Heartwood Preserve to showcase a park and creative water basins

March 28, 2021

The main 16-acre park at the Heartwood Preserve redevelopment is poised to open in June, welcoming frisbee players, picnickers and more to the west Omaha site.

Heartwood spokesman Bart Emanuel said that while the park and amphitheater will open for social activities, certain aspects remain underway. Future phases include an ice rink, a band shell and reconstruction of the old Boys Town barn.

By June 1, he said, a giant tent will be installed in the park area to host community events until a more permanent structure is constructed.

Emanuel calls the park a key attraction of the overall 500-acre Heartwood Preserve owned by Applied Underwriters, a national workers’ compensation insurer. Rising on what used to be farmland near 144th Street and West Dodge Road are businesses, corporate headquarters and residences. A retail-focused town center also is planned. Other spaces have yet to be claimed.
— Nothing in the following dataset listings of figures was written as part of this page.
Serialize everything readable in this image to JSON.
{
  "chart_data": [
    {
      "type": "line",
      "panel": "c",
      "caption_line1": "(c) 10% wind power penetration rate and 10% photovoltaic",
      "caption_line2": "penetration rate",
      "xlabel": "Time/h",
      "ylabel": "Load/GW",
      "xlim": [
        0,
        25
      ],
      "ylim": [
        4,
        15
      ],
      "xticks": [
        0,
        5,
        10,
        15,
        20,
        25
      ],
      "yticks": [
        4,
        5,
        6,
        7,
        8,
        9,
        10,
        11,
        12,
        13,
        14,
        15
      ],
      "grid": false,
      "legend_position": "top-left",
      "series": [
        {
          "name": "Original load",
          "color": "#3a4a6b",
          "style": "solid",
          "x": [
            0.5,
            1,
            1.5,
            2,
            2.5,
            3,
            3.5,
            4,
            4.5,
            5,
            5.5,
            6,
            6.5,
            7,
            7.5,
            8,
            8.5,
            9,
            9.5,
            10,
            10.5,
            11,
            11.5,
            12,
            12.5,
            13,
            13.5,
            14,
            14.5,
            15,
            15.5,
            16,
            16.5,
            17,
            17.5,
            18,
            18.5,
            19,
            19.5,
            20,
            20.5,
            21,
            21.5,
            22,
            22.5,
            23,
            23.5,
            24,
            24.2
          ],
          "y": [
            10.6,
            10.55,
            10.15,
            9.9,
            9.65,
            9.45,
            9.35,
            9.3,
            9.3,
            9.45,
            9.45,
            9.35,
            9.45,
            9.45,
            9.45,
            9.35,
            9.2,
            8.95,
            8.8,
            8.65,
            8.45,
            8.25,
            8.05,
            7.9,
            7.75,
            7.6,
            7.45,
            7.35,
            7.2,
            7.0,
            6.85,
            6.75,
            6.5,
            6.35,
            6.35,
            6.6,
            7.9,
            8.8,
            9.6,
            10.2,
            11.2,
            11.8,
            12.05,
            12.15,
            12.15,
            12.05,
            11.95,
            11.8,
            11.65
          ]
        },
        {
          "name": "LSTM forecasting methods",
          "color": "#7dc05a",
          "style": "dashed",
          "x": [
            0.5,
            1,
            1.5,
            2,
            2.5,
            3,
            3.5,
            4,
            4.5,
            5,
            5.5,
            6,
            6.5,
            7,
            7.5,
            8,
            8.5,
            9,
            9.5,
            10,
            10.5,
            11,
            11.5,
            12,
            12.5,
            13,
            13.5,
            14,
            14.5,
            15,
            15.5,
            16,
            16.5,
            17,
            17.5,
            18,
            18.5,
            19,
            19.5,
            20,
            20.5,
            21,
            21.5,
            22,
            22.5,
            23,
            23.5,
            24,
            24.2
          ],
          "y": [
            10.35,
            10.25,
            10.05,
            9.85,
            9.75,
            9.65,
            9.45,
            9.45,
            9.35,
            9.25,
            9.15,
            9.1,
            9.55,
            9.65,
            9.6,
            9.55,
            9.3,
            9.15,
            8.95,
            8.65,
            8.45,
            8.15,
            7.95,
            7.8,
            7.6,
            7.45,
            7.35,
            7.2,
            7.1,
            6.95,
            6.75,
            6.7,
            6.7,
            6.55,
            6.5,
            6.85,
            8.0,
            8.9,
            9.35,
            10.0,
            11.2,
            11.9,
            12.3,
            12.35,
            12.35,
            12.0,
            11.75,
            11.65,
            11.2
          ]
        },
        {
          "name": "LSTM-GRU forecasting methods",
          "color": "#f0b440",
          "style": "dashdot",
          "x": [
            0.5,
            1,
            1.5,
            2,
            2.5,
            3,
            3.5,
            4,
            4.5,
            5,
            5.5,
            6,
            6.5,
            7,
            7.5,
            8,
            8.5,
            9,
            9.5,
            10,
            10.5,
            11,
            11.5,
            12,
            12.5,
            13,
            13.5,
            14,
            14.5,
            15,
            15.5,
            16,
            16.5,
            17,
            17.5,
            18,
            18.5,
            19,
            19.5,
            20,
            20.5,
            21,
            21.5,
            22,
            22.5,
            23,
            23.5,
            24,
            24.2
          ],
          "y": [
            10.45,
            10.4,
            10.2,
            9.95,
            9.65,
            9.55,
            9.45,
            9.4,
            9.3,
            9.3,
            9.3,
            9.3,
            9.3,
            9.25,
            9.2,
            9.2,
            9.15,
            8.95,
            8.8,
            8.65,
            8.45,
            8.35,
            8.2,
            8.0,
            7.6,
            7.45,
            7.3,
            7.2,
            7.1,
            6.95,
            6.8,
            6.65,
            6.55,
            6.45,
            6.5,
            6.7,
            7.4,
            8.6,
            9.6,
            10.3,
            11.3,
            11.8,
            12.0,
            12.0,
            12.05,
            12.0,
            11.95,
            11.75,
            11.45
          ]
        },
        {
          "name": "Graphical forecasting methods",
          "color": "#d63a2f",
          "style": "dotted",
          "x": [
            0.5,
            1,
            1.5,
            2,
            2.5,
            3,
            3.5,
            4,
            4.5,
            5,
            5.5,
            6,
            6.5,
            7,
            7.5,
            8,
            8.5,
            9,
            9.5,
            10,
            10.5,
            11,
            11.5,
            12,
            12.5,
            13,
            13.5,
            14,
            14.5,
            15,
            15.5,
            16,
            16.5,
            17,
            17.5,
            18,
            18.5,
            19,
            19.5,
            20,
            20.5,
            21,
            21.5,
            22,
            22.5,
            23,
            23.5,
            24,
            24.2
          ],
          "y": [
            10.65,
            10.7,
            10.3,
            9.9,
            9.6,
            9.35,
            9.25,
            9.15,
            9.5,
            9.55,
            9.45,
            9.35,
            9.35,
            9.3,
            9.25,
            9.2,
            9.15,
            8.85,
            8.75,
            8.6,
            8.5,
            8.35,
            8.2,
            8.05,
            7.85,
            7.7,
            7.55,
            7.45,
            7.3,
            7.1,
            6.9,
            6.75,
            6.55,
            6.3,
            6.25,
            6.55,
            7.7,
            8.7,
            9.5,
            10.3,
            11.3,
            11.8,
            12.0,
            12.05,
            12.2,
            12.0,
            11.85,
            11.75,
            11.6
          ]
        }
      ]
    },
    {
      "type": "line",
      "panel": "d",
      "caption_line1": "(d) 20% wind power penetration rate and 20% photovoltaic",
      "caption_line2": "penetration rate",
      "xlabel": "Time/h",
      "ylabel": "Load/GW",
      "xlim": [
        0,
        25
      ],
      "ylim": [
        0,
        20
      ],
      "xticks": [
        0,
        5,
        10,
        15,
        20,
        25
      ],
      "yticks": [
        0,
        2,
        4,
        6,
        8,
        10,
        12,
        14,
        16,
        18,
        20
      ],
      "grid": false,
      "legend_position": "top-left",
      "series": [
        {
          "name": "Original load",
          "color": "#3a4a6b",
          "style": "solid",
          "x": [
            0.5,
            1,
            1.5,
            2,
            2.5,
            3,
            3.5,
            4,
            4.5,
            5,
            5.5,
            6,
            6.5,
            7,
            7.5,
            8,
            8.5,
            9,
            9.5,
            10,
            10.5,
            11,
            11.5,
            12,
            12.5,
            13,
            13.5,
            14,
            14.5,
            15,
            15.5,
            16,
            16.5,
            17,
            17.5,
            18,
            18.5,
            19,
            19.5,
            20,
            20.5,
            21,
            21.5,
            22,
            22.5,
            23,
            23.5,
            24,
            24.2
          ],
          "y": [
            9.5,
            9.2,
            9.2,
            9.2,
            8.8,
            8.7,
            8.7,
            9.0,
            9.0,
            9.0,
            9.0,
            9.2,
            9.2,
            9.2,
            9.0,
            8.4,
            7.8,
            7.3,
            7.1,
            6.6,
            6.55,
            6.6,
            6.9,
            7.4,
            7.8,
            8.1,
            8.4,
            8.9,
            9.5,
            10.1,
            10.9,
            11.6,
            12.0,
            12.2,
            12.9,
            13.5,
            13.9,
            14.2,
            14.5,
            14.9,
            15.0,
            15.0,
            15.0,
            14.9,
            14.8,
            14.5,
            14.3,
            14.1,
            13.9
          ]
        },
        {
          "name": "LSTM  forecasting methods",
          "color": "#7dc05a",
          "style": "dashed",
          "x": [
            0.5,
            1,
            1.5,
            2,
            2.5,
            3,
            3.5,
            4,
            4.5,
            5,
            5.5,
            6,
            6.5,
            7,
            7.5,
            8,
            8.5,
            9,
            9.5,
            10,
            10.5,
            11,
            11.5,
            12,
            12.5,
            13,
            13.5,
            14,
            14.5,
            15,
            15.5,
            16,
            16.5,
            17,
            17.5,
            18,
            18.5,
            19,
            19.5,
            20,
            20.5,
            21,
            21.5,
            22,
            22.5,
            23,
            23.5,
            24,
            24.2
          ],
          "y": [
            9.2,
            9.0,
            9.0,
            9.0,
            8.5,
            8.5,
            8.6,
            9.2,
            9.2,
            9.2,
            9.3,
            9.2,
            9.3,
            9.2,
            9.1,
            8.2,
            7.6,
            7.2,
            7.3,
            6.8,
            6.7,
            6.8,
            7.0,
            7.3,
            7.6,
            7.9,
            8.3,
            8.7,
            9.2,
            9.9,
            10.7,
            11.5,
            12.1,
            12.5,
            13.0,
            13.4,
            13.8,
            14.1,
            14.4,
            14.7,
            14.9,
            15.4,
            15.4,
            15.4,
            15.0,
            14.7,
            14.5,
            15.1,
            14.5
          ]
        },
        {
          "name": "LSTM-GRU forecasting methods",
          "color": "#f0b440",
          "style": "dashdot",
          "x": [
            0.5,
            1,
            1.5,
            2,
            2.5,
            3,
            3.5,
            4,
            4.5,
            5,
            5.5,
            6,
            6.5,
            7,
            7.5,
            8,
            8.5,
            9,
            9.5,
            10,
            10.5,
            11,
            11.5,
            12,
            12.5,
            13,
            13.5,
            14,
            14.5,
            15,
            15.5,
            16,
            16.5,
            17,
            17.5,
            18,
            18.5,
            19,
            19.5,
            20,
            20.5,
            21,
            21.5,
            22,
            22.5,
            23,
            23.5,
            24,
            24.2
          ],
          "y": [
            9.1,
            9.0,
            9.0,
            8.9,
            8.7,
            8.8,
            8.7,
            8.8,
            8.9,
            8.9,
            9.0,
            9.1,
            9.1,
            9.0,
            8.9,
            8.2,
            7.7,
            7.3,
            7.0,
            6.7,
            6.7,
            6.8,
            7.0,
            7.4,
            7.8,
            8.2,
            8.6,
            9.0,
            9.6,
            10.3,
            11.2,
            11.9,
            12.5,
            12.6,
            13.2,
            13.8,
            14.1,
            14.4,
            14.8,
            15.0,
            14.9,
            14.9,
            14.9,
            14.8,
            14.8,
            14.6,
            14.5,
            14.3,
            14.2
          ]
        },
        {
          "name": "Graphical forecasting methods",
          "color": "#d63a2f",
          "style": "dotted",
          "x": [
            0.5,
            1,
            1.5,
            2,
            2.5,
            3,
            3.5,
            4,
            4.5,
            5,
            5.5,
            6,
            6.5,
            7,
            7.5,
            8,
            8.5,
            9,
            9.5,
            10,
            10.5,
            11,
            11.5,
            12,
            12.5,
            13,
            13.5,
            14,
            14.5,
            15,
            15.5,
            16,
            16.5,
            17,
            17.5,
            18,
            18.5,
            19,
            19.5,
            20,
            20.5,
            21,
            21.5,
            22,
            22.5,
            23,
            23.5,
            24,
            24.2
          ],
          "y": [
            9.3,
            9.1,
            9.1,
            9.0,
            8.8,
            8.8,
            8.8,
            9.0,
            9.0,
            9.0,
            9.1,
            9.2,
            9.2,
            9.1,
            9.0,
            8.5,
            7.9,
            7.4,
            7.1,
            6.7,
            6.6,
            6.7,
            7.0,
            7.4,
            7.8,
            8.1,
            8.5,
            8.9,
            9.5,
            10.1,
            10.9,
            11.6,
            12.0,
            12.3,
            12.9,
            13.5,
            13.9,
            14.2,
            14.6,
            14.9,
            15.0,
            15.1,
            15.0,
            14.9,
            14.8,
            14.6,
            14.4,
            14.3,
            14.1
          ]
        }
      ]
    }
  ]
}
Heartwood Preserve will contain roughly 80 acres of open space, trees, trails and 13 water basins. The basins not only will mitigate flood risk, but feature creative “land art.”

“Our fellow Omaha residents and friends from the larger region, starting June 1, will have a beautiful, fresh, well-conceived recreational and personal renewal space that has few peers in the U.S.,” Emanuel said.

Applied chairman Steve Menzies conceived the Heartwood redevelopment project that also is to include the company’s new operations campus on a 50-acre stretch southwest of 144th and Pacific Streets.

Construction of that operations campus remains largely suspended as Applied officials continue to evaluate the impact of COVID-19 on the building design, Emanuel said last week.

It’s been six months since Applied first suspended construction at the site to “protect” workers and suppliers and to reassess the layout. At the time, Emanuel said the pause was expected to last three to six months.

Emanuel said he has “no doubt” the future operations hub will be built. He said some “behind-the-scenes” and off-site construction assembly work is taking place currently.

Heartwood Park and the related Heartwood Greenway — a collection of rainwater detention basins that incorporate art — are being created by California-based Meyer Studio Land Architects (MSLA).

Along the winding Greenway water basin path will be various opportunities to, for example, play sand volleyball or socialize around a fire pit, Emanuel said.

David Meyer, founder of MSLA, said the water basin system was designed not only for beauty, but to store up to 169 acres of storm water runoff. The system will help prevent erosion, recharge aquifers and protect adjacent properties from flooding.

“This presents to the visitor a sculpture park of land art that celebrates the process of capturing rainfall,” Meyer said.